Experts that Pew talked with were in agreement that privacy is no longer a right or condition for living your daily life when you are constantly connected on an open line.
Pew also noted that 86 percent of today’s Internet users have taken some steps to remove, mask or limit their online digital footprint.
In addition the sale of security, anti-virus and malware software has enjoyed robust sales to provide individuals and organizations from malicious damage to their devices/data and avoid surveillance/monitoring by individuals and organizations.
While people are increasingly taking steps to protect their online data, many (61 percent) were unaware of simple actions such as changing social media privacy settings, avoiding certain apps, email encryption programs, browser “don’t track” plug-ins and anonymity software they could implement.
Naturally, it’s the connected generation that is best equipped to manage/control their online privacy and they sort of shrug their collective shoulders about their privacy or lack thereof.
Almost universally, they have taken steps to limit the amount of information about themselves that is available when they are online.
They have taken steps to limit personal information available about them online, deleted unwanted comments, removed their name from photos they were in and taken steps to mask their online identities.
Of course, they are also more likely to store personal information online in such neat, cute, “safe” places like the cloud!

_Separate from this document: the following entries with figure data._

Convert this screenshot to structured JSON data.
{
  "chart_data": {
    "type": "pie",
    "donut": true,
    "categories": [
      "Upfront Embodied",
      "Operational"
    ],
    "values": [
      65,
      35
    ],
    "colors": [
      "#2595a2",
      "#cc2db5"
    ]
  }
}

The neat thing is people are willing to share their information as long as they get something of perceived value in return.

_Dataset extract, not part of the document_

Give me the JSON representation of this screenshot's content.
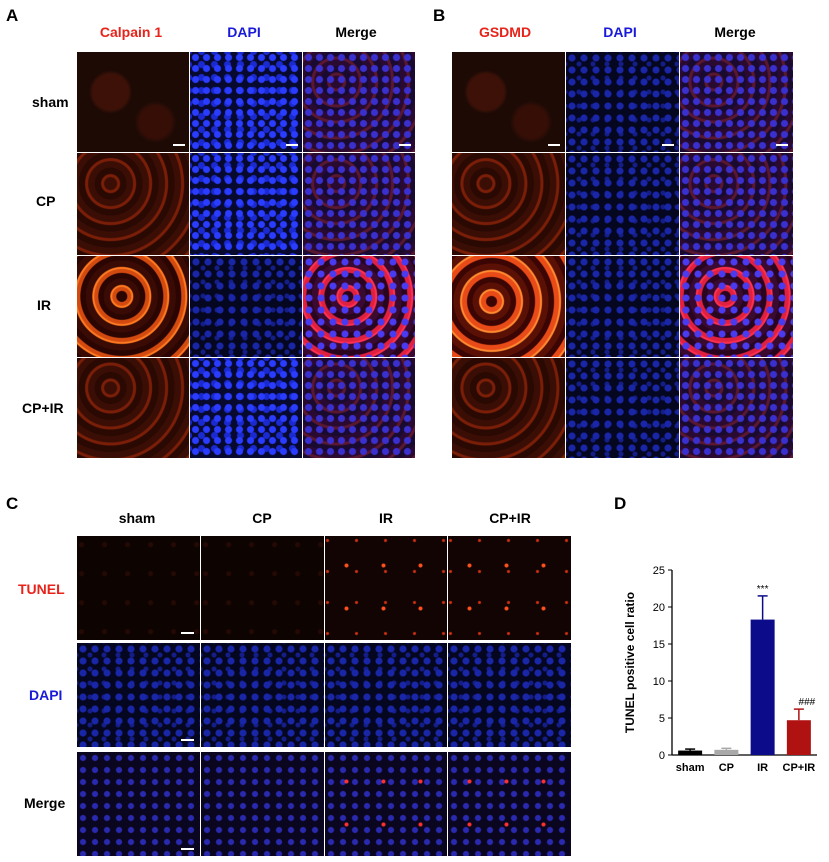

For example, it’s okay if a retailer offers a loyalty card tracks their purchases and occasionally provides discounts.
Another Pew respondent said, “I want control over what ads are being ‘pushed back’ to me: I have no interest in ‘puppy portraits’ but I may be interested in cameras, equipment, etc. In an effort to ‘target’ my preferences, my inbox gets full of [expletive] that is not relevant to me.”
What most folks seem to say is its okay as long as …
The major challenge for companies will not be in being hacked (while it will be a concern), but rather defending against the internal threat by careless or malicious activity.
Too much of our lives today is stored on our devices and too much of our information passes through the system.
While governments will continue to “attack” each other and businesses will continue to mine and use as much data as possible, it’s going to be your responsibility to be as vigilant as possible
That means doing your back-ups regularly and certainly not to “their” cloud!
At the same time, realize that for every lock, someone will be doing his/her darndest to pick it, break it … even if it’s just for the hell of it.
Mischief, greed and hostility are something we have to be constantly aware of as we take advantage of the online world.
We can’t stay dumb forever and have to be more than a little skeptical when one of our government agencies knocks on our virtual door and says, “Hi, I’m from your government and I’m here to help you.”
Then just remember what Forrest said, “My mama always said, ‘Life was like a box of chocolates. You never know what you’re gonna get.”